Opinion
2012-09-26
Lynn W.L. Fahey, New York, N.Y., for appellant. Richard A. Brown, District Attorney, Kew Gardens, N.Y. (Gary Fidel and Donna Aldea of counsel), for respondent.
Lynn W.L. Fahey, New York, N.Y., for appellant. Richard A. Brown, District Attorney, Kew Gardens, N.Y. (Gary Fidel and Donna Aldea of counsel), for respondent.
Appeal by the defendant from a resentence of the Supreme Court, Queens County (Mullings, J.), imposed February 27, 2009, upon his conviction of rape in the second degree (two counts), upon his plea of guilty.

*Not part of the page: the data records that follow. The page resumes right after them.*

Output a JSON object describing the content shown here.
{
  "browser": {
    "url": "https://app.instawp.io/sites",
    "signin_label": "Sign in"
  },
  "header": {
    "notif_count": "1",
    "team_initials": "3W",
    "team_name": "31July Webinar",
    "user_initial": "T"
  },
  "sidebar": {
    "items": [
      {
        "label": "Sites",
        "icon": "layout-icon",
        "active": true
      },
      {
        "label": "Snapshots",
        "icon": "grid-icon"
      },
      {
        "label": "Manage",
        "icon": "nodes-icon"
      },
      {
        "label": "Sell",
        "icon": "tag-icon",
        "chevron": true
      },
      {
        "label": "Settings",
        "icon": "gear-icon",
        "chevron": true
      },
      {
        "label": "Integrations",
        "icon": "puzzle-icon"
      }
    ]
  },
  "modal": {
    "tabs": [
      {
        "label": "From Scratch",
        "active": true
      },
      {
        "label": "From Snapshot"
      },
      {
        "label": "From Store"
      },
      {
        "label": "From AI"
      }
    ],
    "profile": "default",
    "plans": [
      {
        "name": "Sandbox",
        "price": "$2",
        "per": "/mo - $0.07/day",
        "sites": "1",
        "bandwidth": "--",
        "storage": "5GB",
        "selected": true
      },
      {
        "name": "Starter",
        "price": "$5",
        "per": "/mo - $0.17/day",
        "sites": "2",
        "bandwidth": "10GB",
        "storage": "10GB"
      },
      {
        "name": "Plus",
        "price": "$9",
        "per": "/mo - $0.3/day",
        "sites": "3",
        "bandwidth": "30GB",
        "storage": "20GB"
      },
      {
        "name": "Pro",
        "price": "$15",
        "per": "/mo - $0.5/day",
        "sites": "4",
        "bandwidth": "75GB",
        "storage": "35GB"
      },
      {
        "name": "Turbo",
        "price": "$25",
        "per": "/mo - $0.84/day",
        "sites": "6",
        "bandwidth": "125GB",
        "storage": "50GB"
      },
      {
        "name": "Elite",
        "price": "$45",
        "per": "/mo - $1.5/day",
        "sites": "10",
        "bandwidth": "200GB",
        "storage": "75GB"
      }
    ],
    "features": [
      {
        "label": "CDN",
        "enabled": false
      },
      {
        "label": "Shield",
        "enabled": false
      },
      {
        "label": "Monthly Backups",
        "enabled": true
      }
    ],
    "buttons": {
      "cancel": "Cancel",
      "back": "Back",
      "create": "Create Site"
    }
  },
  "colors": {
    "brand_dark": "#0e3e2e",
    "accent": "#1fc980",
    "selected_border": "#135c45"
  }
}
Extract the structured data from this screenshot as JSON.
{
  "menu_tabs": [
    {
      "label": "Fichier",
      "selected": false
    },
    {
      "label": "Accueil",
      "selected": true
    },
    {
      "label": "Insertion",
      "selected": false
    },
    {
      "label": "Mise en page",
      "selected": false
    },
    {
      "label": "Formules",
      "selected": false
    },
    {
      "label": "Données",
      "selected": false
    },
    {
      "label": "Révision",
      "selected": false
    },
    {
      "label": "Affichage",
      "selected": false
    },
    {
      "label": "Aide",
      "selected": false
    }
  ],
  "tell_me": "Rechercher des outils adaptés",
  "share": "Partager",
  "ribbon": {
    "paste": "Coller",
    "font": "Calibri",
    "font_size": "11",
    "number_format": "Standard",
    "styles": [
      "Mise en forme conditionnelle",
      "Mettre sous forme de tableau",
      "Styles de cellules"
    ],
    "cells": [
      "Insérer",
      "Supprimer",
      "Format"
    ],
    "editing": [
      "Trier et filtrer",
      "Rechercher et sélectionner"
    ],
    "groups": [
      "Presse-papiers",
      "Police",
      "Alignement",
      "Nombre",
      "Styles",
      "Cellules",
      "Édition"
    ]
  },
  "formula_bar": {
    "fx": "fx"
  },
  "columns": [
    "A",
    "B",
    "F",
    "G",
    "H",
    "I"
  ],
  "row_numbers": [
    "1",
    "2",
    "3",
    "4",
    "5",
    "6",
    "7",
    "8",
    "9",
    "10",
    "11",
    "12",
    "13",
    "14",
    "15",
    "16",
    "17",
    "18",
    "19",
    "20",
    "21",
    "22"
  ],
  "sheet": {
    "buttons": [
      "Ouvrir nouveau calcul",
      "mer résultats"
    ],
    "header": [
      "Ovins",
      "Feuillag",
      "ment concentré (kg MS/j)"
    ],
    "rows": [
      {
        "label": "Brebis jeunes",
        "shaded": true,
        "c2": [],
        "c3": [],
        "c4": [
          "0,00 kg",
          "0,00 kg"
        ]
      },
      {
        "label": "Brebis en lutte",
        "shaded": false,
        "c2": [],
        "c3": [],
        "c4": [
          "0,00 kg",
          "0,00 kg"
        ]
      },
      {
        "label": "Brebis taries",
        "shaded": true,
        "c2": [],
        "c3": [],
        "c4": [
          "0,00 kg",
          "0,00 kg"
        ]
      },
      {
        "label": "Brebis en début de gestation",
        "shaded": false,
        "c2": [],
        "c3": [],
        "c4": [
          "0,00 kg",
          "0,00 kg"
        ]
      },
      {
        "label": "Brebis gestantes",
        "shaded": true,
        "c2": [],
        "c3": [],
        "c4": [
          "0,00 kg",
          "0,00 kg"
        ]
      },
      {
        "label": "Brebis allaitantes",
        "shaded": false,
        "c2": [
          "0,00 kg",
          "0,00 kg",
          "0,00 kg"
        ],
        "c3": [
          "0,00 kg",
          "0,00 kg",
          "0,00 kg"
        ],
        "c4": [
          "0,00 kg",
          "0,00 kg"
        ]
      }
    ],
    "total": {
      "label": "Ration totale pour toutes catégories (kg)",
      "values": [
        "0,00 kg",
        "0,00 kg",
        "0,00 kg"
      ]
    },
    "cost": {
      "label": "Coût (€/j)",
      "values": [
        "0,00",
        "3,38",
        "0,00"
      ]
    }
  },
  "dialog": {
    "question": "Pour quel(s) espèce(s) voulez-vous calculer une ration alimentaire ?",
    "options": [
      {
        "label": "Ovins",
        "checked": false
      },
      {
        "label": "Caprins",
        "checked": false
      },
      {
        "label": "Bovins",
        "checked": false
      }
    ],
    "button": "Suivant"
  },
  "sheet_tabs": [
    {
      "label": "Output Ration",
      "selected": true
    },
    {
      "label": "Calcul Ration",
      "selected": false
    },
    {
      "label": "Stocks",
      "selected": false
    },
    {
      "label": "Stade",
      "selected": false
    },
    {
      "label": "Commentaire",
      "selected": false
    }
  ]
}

ORDERED that the resentence is affirmed.
The Supreme Court acted within its inherent power when it resentenced the defendant to the same sentence it had imposed previously, but added an express provision that, as required by Penal Law § 70.25(2–a), the sentence was to run consecutively to an undischarged indeterminate sentence that had been imposed in 1994 ( see People v. Minaya, 54 N.Y.2d 360, 365, 445 N.Y.S.2d 690, 429 N.E.2d 1161,cert. denied455 U.S. 1024, 102 S.Ct. 1725, 72 L.Ed.2d 144;People v. Johnson, 67 A.D.3d 597, 597, 888 N.Y.S.2d 407;cf. People v. DeValle, 94 N.Y.2d 870, 871, 704 N.Y.S.2d 924, 726 N.E.2d 476;People v. Wright, 56 N.Y.2d 613, 614, 450 N.Y.S.2d 473, 435 N.E.2d 1088). The resentence did not change the substance of the sentence ( see CPL 430.10; cf. People v. Richardson, 100 N.Y.2d 847, 853, 767 N.Y.S.2d 384, 799 N.E.2d 607), but merely made express what Penal Law § 70.25(2–a) already deemed the Supreme Court to have done when it initially sentenced the defendant ( see People ex rel. Gill v. Greene, 12 N.Y.3d 1, 6, 875 N.Y.S.2d 826, 903 N.E.2d 1146,cert. denied sub nom. Gill v. Rock, ––– U.S. ––––, 130 S.Ct. 86, 175 L.Ed.2d 59).